Higher-level services
As the AI market matures, there will likely be growing demand for higher-level, application-specific AI services. Together AI could leverage its platform to offer APIs for common AI tasks like text generation, image creation, and data analysis.
The company's acquisition of Refuel.ai (May 2025) moves Together up the stack into data transformation and structuring—Refuel processes tens of millions of records and billions of tokens per week with 50% fewer errors than competing approaches for certain tasks. This allows Together to capture more of the value chain and serve customers who don't want to build and maintain their own models.
Geographic expansion
Together AI has expanded significantly into Europe, partnering with Hypertec and 5C Group (announced June 2025) to deploy up to 100,000 GPUs across the region through 2028 in what the company describes as its largest European infrastructure deployment.

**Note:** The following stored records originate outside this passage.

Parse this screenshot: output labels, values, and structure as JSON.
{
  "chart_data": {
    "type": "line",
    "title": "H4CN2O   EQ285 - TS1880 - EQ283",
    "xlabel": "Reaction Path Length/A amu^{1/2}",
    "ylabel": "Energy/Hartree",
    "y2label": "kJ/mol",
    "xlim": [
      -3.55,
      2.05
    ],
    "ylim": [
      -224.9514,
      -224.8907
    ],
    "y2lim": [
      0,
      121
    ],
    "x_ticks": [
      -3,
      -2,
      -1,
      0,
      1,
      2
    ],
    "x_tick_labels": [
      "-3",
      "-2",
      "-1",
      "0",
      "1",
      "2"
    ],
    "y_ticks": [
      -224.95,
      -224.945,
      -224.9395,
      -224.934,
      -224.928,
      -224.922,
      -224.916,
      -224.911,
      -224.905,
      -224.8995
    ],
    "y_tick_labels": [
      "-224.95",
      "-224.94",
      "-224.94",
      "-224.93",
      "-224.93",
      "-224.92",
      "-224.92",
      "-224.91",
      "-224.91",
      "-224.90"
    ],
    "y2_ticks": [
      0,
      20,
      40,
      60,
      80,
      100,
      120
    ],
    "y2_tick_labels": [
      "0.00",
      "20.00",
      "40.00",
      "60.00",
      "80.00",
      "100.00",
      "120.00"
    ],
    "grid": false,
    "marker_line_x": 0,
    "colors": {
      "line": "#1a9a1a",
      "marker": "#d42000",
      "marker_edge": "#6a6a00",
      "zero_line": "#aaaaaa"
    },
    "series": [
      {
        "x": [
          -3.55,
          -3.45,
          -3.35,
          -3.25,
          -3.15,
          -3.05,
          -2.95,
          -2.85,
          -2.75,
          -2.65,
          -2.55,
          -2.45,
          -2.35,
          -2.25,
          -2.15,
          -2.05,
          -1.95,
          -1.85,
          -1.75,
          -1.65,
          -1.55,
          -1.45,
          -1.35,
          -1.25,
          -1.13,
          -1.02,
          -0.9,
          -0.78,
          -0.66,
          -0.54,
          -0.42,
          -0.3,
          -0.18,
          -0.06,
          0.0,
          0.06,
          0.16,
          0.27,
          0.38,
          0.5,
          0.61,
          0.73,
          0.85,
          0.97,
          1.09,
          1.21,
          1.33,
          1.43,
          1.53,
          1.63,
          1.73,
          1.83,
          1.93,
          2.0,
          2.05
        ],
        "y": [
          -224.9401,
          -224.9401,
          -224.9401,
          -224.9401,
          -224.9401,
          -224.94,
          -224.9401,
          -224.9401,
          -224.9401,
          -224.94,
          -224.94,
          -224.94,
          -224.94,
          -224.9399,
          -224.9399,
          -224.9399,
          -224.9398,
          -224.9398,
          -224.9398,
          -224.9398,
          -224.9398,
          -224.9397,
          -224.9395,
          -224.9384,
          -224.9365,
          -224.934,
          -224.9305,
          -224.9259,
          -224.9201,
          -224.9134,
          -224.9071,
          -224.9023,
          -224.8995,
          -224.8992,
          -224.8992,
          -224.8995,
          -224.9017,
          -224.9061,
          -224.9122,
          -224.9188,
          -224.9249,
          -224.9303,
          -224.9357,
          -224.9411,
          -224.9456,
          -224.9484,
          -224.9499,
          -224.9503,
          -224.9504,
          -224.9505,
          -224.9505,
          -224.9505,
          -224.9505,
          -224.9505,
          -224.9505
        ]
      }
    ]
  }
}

Sweden infrastructure went live in September 2025, reducing round-trip latency by 50–70 ms and improving response times by up to 25–30% for some real-time applications in Northern/Central Europe. This expansion enables Together to serve EU data residency requirements and capture demand from European enterprises and developers.
Enterprise adoption
To date, Together AI has primarily served individual developers and small startups. However, Together AI does offer services like GPU clusters designed for organizations dealing with more traffic. As larger enterprises increasingly adopt AI, there will be a significant opportunity to provide enterprise-grade tools and services. This could include features like advanced security, compliance, and governance capabilities.
Commoditization of compute
Unlike pure play GPU clouds like CoreWeave, Together AI is a beneficiary of the commoditization of compute—GPU prices going down lowers Together's cost basis, while its per-token prices can expand as it focuses on winning on developer experience by delivering faster and more reliable inference across the widest variety of open source models.
During the rise of mobile in the 2010s, the first beneficiaries were semiconductor companies like Qualcomm (NASDAQ: QCOM) and ARM (NASDAQ: ARM), but app-layer companies like Apple (NASDAQ: AAPL) and Google (NASDAQ: GOOG) went on to capture 10x as much value—with NVIDIA reporting it has already hit peak margins and LLMs quickly falling in price, value in AI will begin shifting towards app-layer wearables, search engines, and verticalized SaaS for the enterprise.